Investment markets and key developments over the past week
Share markets were mixed over the last week with good global data but ongoing concerns about US politics, currency gyrations and mixed earnings results in Australia.
Chinese shares rose 1.9% and US shares rose 0.7% on the back of positive indications regarding tax reform, but Eurozone shares fell 0.2% as the Euro rose further, Japanese shares fell 0.1% and Australian shares fell 0.1%.
Bond yields were mostly down slightly, commodity prices were mixed with oil down but iron ore and metals up and the A$ slipped was flat despite a fall in the US$.
Speeches by key central bankers at the Fed’s Jackson Hole symposium saw the Euro spike higher, but the overall message remains that global monetary policy will be easy for some time to come.
Fed Chair Yellen provided a strong defence of post GFC financial regulations but had very little to say about the economy or monetary policy apart from reiterating that substantial progress has been made towards achieving the Fed’s economic objectives.
ECB President Draghi was actually a bit dovish repeating that a significant degree of monetary accommodation is still required given ongoing low inflation and labour market slack with the key message that it will go very slowly in reducing stimulus.
However, because Yellen was not hawkish as some had expected and Draghi did not attempt to jawbone the Euro lower, the foreign exchange markets interpreted it all as a green light to push the Euro even higher.
But this is probably an overreaction: the Fed is still tightening and remains on track to announce quantitative tightening (ie, unwinding QE) next month and the ECB is still easing and will likely continue quantitative easing through next year albeit at a slower pace.

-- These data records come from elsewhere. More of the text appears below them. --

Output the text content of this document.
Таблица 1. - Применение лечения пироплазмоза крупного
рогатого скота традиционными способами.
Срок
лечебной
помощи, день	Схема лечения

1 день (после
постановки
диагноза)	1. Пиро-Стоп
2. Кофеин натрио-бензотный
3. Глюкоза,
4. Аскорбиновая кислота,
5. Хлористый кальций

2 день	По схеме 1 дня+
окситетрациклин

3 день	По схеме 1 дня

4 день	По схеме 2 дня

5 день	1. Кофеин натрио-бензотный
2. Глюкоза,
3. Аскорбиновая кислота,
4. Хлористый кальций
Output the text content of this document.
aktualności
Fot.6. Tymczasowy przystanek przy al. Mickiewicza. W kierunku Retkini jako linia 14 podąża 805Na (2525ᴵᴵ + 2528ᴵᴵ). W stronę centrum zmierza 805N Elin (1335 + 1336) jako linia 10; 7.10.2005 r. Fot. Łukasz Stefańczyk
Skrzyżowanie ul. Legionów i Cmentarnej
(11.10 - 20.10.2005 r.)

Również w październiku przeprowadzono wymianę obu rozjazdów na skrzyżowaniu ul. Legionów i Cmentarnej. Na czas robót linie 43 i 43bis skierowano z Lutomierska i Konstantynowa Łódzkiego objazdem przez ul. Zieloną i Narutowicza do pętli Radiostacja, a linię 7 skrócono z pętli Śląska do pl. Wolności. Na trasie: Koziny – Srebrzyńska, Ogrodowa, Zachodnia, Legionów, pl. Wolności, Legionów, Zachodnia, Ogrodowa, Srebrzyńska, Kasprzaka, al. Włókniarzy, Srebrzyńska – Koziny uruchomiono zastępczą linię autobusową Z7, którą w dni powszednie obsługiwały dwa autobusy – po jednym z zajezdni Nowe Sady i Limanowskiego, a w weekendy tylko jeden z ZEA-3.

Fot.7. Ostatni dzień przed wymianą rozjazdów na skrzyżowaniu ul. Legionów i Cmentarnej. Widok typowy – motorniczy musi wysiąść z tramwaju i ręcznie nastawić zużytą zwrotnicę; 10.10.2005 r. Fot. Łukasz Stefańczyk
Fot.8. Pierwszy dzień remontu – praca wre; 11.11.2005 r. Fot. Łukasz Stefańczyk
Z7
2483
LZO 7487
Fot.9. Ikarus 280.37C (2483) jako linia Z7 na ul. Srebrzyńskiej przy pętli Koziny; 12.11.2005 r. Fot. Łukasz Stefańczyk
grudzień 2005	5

So we remain of the view that the US$ will eventually turn back up again. Currency gyrations aside perhaps the main message from Jackson Hole is that global monetary policy will remain easy for some time to come in the face of ongoing low global inflation: the Fed is likely to remain gradual in undertaking monetary tightening; ECB is still dovish and doing quantitative easing; and the Bank of Japan’s Kuroda signalled “extremely accommodative monetary policy” for “some time”.
Trump continuing to throw curve balls, adding to the risk but maybe not as bad as it looks.
From North Korea, to Charlottesville, to a revolving door team in the White House and now the approaching budget/debt ceiling negotiations, the political mayhem in the US continues with President Trump at the centre of it.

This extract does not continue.